Books of Recognized Merit
Websites are listed by topics, including: general resources, school libraries and librarians, associations, listservs, periodicals, information literacy resources, teaching and using the web, and curriculum. Bakestraw, Marsha. Teens now prefer older magazines in general, gravitating to magazines aimed at adults like National Geographic, People and Cosmopolitan. More of these magazines now have teen versions such as CosmoGirl and TeenVogue.
Teens are more attracted than ever to making up their own content for publishing. Social networking sites and magazines that have become either web based or with a web component, are outlets for this activity. The article listed many magazines, and the pros and cons of subscribing to each one.

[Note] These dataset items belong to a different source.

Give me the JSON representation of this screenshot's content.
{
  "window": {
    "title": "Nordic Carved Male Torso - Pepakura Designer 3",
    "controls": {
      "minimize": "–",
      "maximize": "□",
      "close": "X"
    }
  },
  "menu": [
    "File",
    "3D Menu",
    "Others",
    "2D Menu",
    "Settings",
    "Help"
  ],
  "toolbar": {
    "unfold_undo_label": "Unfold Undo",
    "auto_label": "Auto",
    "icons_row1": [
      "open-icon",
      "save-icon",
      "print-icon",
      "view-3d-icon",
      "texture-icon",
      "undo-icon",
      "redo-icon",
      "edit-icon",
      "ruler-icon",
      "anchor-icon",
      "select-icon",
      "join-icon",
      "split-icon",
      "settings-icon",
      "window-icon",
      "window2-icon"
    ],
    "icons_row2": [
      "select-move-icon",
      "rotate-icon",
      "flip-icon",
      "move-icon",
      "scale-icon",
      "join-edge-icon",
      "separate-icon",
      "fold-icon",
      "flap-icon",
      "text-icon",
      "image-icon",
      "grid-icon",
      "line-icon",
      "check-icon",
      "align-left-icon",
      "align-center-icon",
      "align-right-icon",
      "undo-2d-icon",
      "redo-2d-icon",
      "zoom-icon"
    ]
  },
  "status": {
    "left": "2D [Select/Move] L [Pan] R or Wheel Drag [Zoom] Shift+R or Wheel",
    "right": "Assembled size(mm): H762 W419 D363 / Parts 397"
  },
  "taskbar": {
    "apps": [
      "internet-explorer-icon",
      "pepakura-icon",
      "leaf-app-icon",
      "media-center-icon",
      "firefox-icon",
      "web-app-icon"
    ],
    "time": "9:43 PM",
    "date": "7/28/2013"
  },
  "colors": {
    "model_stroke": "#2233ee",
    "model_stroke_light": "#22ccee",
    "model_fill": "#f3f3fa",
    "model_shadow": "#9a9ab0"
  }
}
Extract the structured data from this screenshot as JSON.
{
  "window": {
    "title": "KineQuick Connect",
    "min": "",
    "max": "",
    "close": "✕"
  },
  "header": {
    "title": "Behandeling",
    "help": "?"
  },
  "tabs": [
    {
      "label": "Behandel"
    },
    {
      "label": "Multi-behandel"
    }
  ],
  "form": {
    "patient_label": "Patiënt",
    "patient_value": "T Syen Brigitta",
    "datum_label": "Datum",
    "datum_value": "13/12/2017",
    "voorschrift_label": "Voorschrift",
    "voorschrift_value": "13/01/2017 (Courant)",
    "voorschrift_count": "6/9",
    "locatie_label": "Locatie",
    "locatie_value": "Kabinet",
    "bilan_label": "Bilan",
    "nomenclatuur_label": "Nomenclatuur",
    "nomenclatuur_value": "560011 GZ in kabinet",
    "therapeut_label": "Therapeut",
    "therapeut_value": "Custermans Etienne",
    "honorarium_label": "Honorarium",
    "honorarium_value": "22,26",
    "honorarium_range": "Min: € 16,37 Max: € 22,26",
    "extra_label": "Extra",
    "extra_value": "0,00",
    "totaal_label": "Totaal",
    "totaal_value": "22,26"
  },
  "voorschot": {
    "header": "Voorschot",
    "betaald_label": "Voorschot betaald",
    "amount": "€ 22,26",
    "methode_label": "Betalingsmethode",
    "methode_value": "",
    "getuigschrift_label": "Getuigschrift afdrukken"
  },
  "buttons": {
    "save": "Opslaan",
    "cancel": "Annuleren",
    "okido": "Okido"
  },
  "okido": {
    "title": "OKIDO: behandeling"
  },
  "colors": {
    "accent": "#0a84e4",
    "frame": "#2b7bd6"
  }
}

Magazine subscriptions were touted as a way of bringing teens into the Young Adult section without having to invest a great deal of money, since magazines are still relatively cheap and easily cancellable. Exner, Nina Young Adult Library Services, 5 3 , p This article offers an extremely useful breakdown of how to incorporate manga into a collection.
It tackles some of the particular conventions of the medium, giving an overview of where librarians may run into problems in choosing titles. It also offers easy-to-use charts of popular titles and other similar titles that readers may enjoy, alleviating some of the problems in learning about a topic that may be new to many teen librarians. Great Web Sites for Kids.
Each subject is broken down into further subcategories that are more specific to the main topic.here
Serie: Non-Series » Bokklubben
The Committee is made up of educators from elementary schools and universities, as well as librarians. Websites can be searched by target audience, keyword, or by URL. The site also has a key that notes the grade appropriateness as well as whether the site would be useful for parents and teachers. In addition, the selection criteria for the Websites are readily accessible and users also have the option to suggest a site of their own, if it fulfills the requirements of the criteria.
Great Web Sites for Kids would be useful when trying to develop pathfinders for children and teens that are looking for resources to complete school projects, especially since the site includes specific class subjects. Spencer, Pam. Detroit: Gale Research Inc. Though it's an older reference work, the information included in each entry is really valuable. Except for the citations and annotations that all other reference sources include in their entries, this source also includes some added-value information in each entry such as "where it's reviewed", "award the book has won", "other books by the author" and "other books you might like".
The format and arrangement for each entry makes this book not only good for reference but also good for browsing. Donelson, K. New York: Pearson Education. The textbook is divided into three main parts. The first section covers the foundational topics such as the characteristics of Young Adult literature, a brief history, and the current culture of the YA market.
The second section gets to the heart of the subject, the genres. Each genre chapter covers its most renowned authors, offers recommended readings lists, gives a breakdown of the genre and includes a supplemental list of non-fiction books. The last section deals with getting those books into the hands of teen and its obstacles. Furthermore, author boxes throughout book highlight several prominent authors and their views on the issues of today.
Gillespie, John T. Westport: Libraries Unlimited.